The TUC registered its firm opposition to the cuts, which MacDonald regarded as overlooking “dreadful realities”. This opposition forced MacDonald’s hand.

National interest?

ramsay macdonaldKing George V was very much part of the plot to form the National Government. MacDonald and the leaders of the opposition parties were in constant touch with the Palace, which acted as broker. “In a strictly constitutional capacity he [the King] has rendered a signal service to his people”, noted The Times.

In the future, the monarchy could be similarly used again. Prince Charles, the current heir to the throne, is already deeply involved politically in pressuring ministers over various hobbyhorses behind the scenes.

In 1931, the King met both Baldwin, the Tory leader, and Sir Herbert Samuel, the Liberal leader, to discuss the “national interest”. Sir Herbert cynically informed the King: “in view of the fact that the necessary economies would prove most unpalatable to the working classes, it would be to the general interest if they could be imposed by a Labour government.” If that failed, a National Government headed by MacDonald would be the next best option.

After the formation of the National Government, Snowden told MacDonald that “tomorrow every Duchess in London will be wanting to kiss me”. The ruling class were likewise delighted with the outcome. “All concerned are to be warmly congratulated on this result,” commented The Times.

MacDonald’s former colleagues were stunned by the speed of events. They had all seen the need for sacrifices and a balanced budget, but had been kept in the dark, stated Henderson. When the split came, right-wingers Henderson and Clynes did not follow MacDonald but remained inside the Labour Party to prevent it falling into the “wrong” hands.

While the Labour leaders wept over the “great loss to the Labour Movement”, the rank and file forced the National Executive to expel MacDonald and the other traitors from the Party.

Move to the Left

The betrayal pushed the ranks of the Labour movement far to the left. Even the surviving Labour leadership was pushed to the left – in words at least.
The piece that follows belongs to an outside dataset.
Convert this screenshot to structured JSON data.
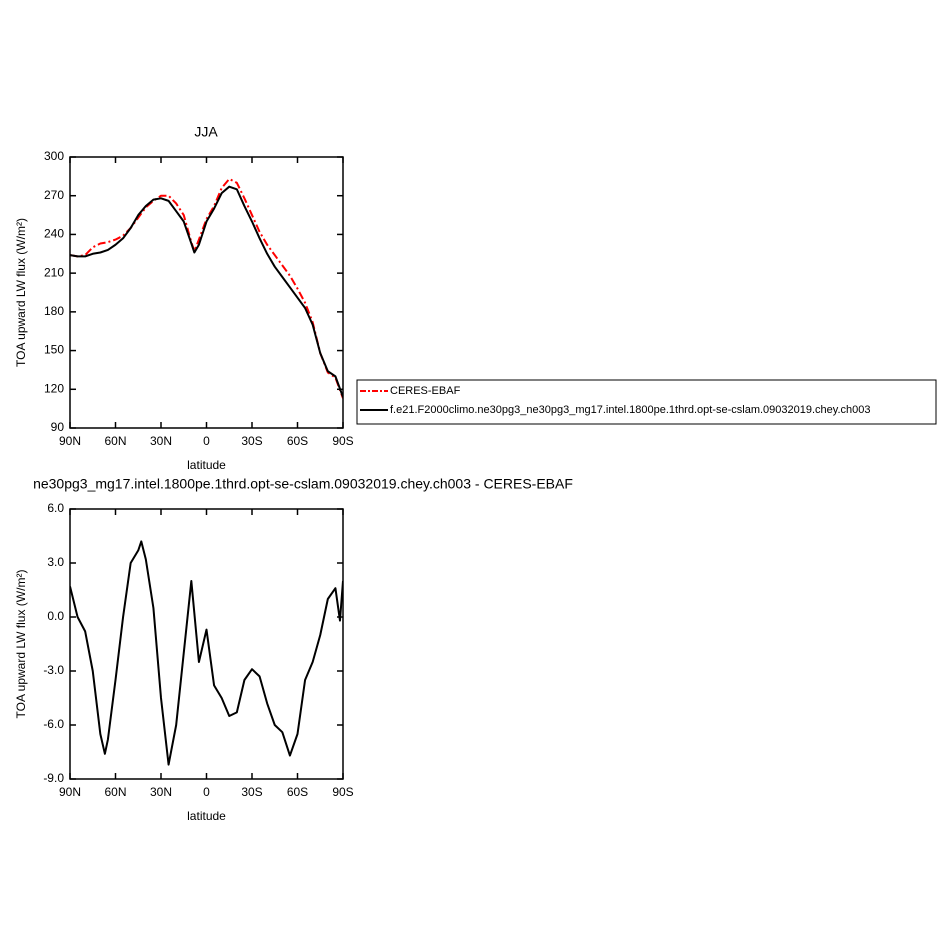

“The revulsion from MacDonaldism caused the Party to lean rather too far towards a catastrophic view”, warned Clemet Attlee. “The attitude of the rank and file of the Party seems to me to be extremely dangerous at the moment,” wrote Stafford Cripps. “There is a strong tendency to discard the realities of the situation.” The Independent Labour Party swung politically between reformism and revolution. The 1932 Labour Conference, cleansed of MacDonald and co., saw a dramatic radicalisation, proclaiming that “the main objective of the Labour Party is the establishment of socialism.”

Today, with a deepening crisis of capitalism, the capitalists cannot tolerate a left-leaning Labour government. They are therefore conspiring to split the Labour Party prior to the election.

While this would damage Labour electorally, it will, as in 1931, sharply push the Labour Party to the left. This would serve to politically cleanse the Party. Faced with a new National Government or coalition carrying out vicious austerity, a left-moving, anti-austerity Labour Party would rapidly pick up support. While the ruling class fears this, it has little room for manoeuvre.

In the words of Beatrice Webb in 1931, “On the whole I rejoice in the crisis as I think it will clear the issue and purify the Party.”

For the advanced sections of the working class and the youth, such an event will even more sharply pose the need to overthrow capitalism. As in 1931, the ideas of Marxism will become extremely attractive.